A atribuição de registros fiscais, contábeis e financeiros a CNPJs, espelhados pelo Serviço Auxiliar, compete aos órgãos e entidades federais responsáveis pela inserção de informações nos respectivos cadastros e sistemas de registro, relacionados no art. 10, da Instrução Normativa STN no 2, de 2012.
Eventuais contestações ou solicitações de esclarecimento a respeito de qualquer registro de informação fiscal, contábil ou financeira, constante do Serviço Auxiliar, deverão ser apresentadas perante os órgãos ou entidades federais responsáveis pela atualização do pertinente registro do convenente, de acordo com a relação constante do citado art. 10, da Instrução Normativa STN no 2, de 2012.

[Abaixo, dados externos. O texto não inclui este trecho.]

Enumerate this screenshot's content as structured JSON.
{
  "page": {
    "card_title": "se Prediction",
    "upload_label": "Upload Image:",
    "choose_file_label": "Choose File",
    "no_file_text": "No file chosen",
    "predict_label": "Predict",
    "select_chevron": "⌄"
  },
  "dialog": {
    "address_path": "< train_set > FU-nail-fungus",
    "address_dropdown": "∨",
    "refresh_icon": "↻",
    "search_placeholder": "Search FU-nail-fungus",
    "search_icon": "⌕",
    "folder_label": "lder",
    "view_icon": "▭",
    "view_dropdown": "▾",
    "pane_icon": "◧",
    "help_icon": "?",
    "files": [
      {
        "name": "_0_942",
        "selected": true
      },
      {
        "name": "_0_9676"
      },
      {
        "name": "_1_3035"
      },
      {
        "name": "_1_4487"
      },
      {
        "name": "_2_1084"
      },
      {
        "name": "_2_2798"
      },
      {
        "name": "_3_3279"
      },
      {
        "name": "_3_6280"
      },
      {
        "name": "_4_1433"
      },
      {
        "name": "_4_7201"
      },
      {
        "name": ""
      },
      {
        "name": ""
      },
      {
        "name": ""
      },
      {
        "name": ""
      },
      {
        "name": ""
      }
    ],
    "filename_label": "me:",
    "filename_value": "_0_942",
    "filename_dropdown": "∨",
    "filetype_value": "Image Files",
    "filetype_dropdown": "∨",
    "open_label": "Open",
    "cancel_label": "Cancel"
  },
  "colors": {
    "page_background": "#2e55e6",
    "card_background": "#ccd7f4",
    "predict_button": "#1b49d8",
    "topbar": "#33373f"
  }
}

O Serviço Auxiliar prestará informações quanto ao cumprimento das exigências fiscais do convenente mediante indicação do termo "comprovado" relacionado com o pertinente item de verificação.

A eventual impossibilidade de verificação do cumprimento de algum dos itens pesquisados pelo Serviço Auxiliar (art. 10, da Instrução Normativa STN no 2, de 2012) não significa o descumprimento de obrigação fiscal do convenente, caso em que a comprovação deverá ser feita na forma do citado art. 2o, parágrafo único, da Instrução Normativa STN no 2, de 2012.

A comprovação dos requisitos fiscais não disponíveis no Serviço Auxiliar, enumeradas no art. 15, incisos I a V, da Instrução Normativa STN no 2, de 2012, deverá ser feita diretamente ao concedente, pelo próprio convenente, mediante apresentação de certidões ou documentos válidos que demonstrem, de forma inequívoca, a pertinente regularidade fiscal, na forma da Constituição, da legislação aplicável e da Portaria Interministerial MP/MF/CGU no 507, de 24 de novembro de 2011.